The model assessment considered ~70 assessment polygons, for 7 years, for multiple (>20) variables. To assist with reviewing these plots, readers are encouraged to browse via the MARVL-VIEWER web-app. The MARVL-VIEWER provides an interactive dashboard where results from different model versions (generations) can be viewed and compared for all major regions of Perth coastal waters. Users can select any assessment polygon on the study area map, choose from the suite of key variables (e.g. temperature, salinity, nutrients, chlorophyll-a, turbidity, dissolved oxygen), and view time-series validation plots that overlay model predictions from multiple model versions against the entire collated observational data-set. This allows users to track how model accuracy has improved across successive generations and to identify areas where further calibration effort may be needed.

The MARVL-VIEWER web-app showing an interactive validation plot for turbidity in the CS Basin NW region, comparing multiple model versions against the collated field observations.

Figure 5.5: The MARVL-VIEWER web-app showing an interactive validation plot for turbidity in the CS Basin NW region, comparing multiple model versions against the collated field observations.


5.5 Databricks cloud analytics

The concept of the local MARVL toolkit has been extended to operate within the cloud via the Databricks data engineering environment, which is integrated into the SEAF-CS platform.

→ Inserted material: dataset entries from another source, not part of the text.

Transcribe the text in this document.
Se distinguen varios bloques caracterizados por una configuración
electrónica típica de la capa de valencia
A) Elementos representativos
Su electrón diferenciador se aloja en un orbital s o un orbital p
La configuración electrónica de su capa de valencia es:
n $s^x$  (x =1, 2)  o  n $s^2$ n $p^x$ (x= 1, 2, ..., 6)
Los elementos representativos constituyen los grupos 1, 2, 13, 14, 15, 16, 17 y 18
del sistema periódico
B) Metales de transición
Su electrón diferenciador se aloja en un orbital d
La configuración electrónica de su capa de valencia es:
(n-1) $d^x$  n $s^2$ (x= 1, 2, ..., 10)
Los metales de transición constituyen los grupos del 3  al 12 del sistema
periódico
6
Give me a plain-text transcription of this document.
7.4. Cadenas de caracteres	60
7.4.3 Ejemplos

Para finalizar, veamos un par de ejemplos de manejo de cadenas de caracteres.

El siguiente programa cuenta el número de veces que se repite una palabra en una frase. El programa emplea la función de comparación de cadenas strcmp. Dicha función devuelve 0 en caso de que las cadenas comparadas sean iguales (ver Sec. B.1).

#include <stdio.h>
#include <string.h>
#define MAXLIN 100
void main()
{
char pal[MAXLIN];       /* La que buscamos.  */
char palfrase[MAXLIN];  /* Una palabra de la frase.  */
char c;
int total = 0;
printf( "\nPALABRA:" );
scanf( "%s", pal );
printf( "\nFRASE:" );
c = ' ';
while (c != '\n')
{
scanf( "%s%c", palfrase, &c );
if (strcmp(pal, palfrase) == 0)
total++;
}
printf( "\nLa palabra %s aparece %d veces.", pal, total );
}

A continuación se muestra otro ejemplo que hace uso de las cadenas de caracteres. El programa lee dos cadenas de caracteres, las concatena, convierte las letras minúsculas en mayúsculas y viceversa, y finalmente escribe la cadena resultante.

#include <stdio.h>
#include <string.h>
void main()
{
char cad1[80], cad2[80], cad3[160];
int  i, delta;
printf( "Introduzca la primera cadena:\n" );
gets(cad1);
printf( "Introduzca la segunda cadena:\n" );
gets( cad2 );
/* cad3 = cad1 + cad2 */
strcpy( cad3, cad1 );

Databricks provides a collaborative, notebook-based workspace where R and Python scripts can be attached to scalable cloud compute resources, enabling efficient online processing of large model output files and curated data products without the need for local infrastructure.

5.5.1 Data access

Model simulation outputs (in NetCDF format) and the curated observational data products from the CSIEM data collection (Chapter 3) are stored within secure Azure Blob Storage containers that are accessible from within the Databricks workspace. This includes:

  • TUFLOW-FV – AED model output files (hydrodynamic, water quality, sediment transport and ecological variables);
  • Curated time-series data products from the CSIEM data warehouse;
  • GIS and spatial reference files used for assessment zones and transect definitions.

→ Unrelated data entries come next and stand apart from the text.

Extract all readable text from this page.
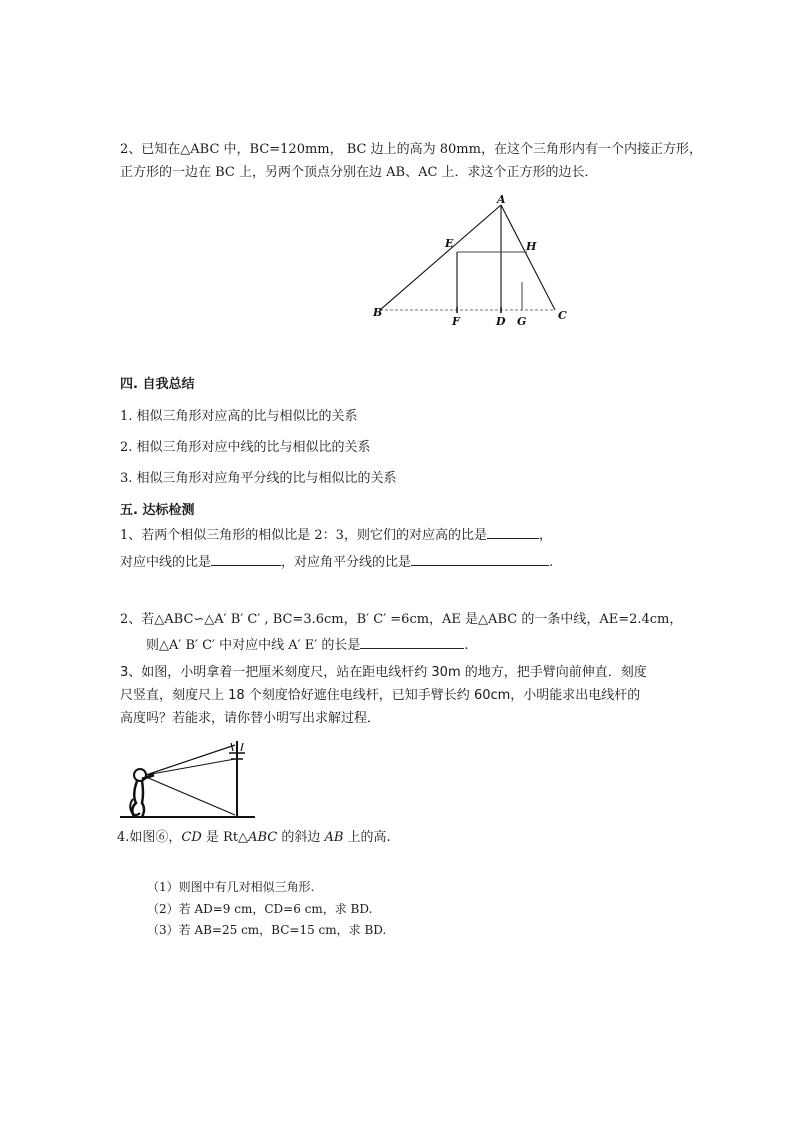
2、已知在△ABC 中，BC=120mm， BC 边上的高为 80mm，在这个三角形内有一个内接正方形，
正方形的一边在 BC 上，另两个顶点分别在边 AB、AC 上．求这个正方形的边长．
A
E	H
B
F	D G	C
四. 自我总结
1. 相似三角形对应高的比与相似比的关系
2. 相似三角形对应中线的比与相似比的关系
3. 相似三角形对应角平分线的比与相似比的关系
五. 达标检测
1、若两个相似三角形的相似比是 2：3，则它们的对应高的比是	，
对应中线的比是	，对应角平分线的比是	.
2、若△ABC∽△A′ B′ C′ , BC=3.6cm，B′ C′ =6cm，AE 是△ABC 的一条中线，AE=2.4cm，
则△A′ B′ C′ 中对应中线 A′ E′ 的长是	.
3、如图，小明拿着一把厘米刻度尺，站在距电线杆约 30m 的地方，把手臂向前伸直．刻度
尺竖直，刻度尺上 18 个刻度恰好遮住电线杆，已知手臂长约 60cm，小明能求出电线杆的
高度吗？若能求，请你替小明写出求解过程．
4.如图⑥，CD 是 Rt△ABC 的斜边 AB 上的高.
（1）则图中有几对相似三角形.
（2）若 AD=9 cm，CD=6 cm，求 BD.
（3）若 AB=25 cm，BC=15 cm，求 BD.
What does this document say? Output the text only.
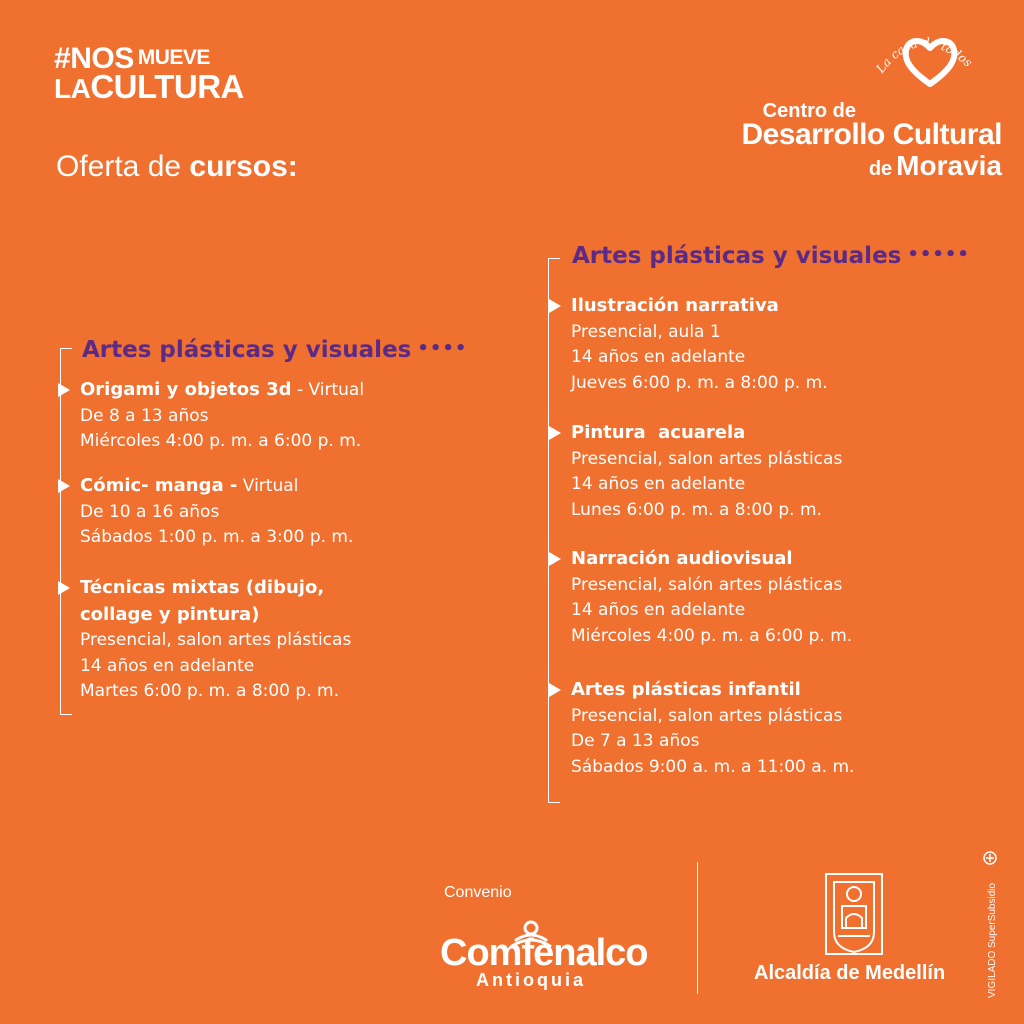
#NOS MUEVE
LACULTURA	La casa de todos
Centro de
Desarrollo Cultural
de Moravia
Oferta de cursos:
Artes plásticas y visuales ••••
Origami y objetos 3d - Virtual
De 8 a 13 años
Miércoles 4:00 p. m. a 6:00 p. m.
Cómic- manga - Virtual
De 10 a 16 años
Sábados 1:00 p. m. a 3:00 p. m.
Técnicas mixtas (dibujo,
collage y pintura)
Presencial, salon artes plásticas
14 años en adelante
Martes 6:00 p. m. a 8:00 p. m.
Artes plásticas y visuales •••••
Ilustración narrativa
Presencial, aula 1
14 años en adelante
Jueves 6:00 p. m. a 8:00 p. m.
Pintura  acuarela
Presencial, salon artes plásticas
14 años en adelante
Lunes 6:00 p. m. a 8:00 p. m.
Narración audiovisual
Presencial, salón artes plásticas
14 años en adelante
Miércoles 4:00 p. m. a 6:00 p. m.
Artes plásticas infantil
Presencial, salon artes plásticas
De 7 a 13 años
Sábados 9:00 a. m. a 11:00 a. m.
Convenio
Comfenalco
Antioquia	Alcaldía de Medellín	VIGILADO SuperSubsidio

Access to these storage containers is managed through the SEAF-CS Landing Zone security framework, ensuring that users can only access data and model outputs that are appropriate to their role and project.

5.5.2 Analytics notebooks

A library of pre-curated analytics notebooks is available within the SEAF-CS Databricks service, providing on-demand post-processing and visualisation capabilities. Many of the assessment and visualisation types available in the local MARVL toolkit (Section 5.2) have been ported to this environment, including time-series comparisons, transect plotting, error metric computation, and nutrient budget analyses. In addition, the cloud environment supports more computationally intensive tasks such as:

  • Batch processing of multi-year simulation outputs across all assessment zones;
  • Generation of sheet map animations and curtain plots from large 3D output files;
  • Scenario comparison analytics, including “DelMap” difference mapping between simulations;
  • Custom exploratory analyses using the full Python and R data science ecosystem.

The library of available analytics notebooks for Cockburn Sound continues to grow over time as new assessment types and research questions emerge. Users can also develop and share their own notebooks within the collaborative workspace, contributing to a growing collection of reusable analytical workflows for integrated ecosystem assessment.

Example of the SEAF-CS Databricks workspace showing a Python notebook for generating curtain plots of current speed and water temperature from CSIEM model output.

Figure 5.6: Example of the SEAF-CS Databricks workspace showing a Python notebook for generating curtain plots of current speed and water temperature from CSIEM model output.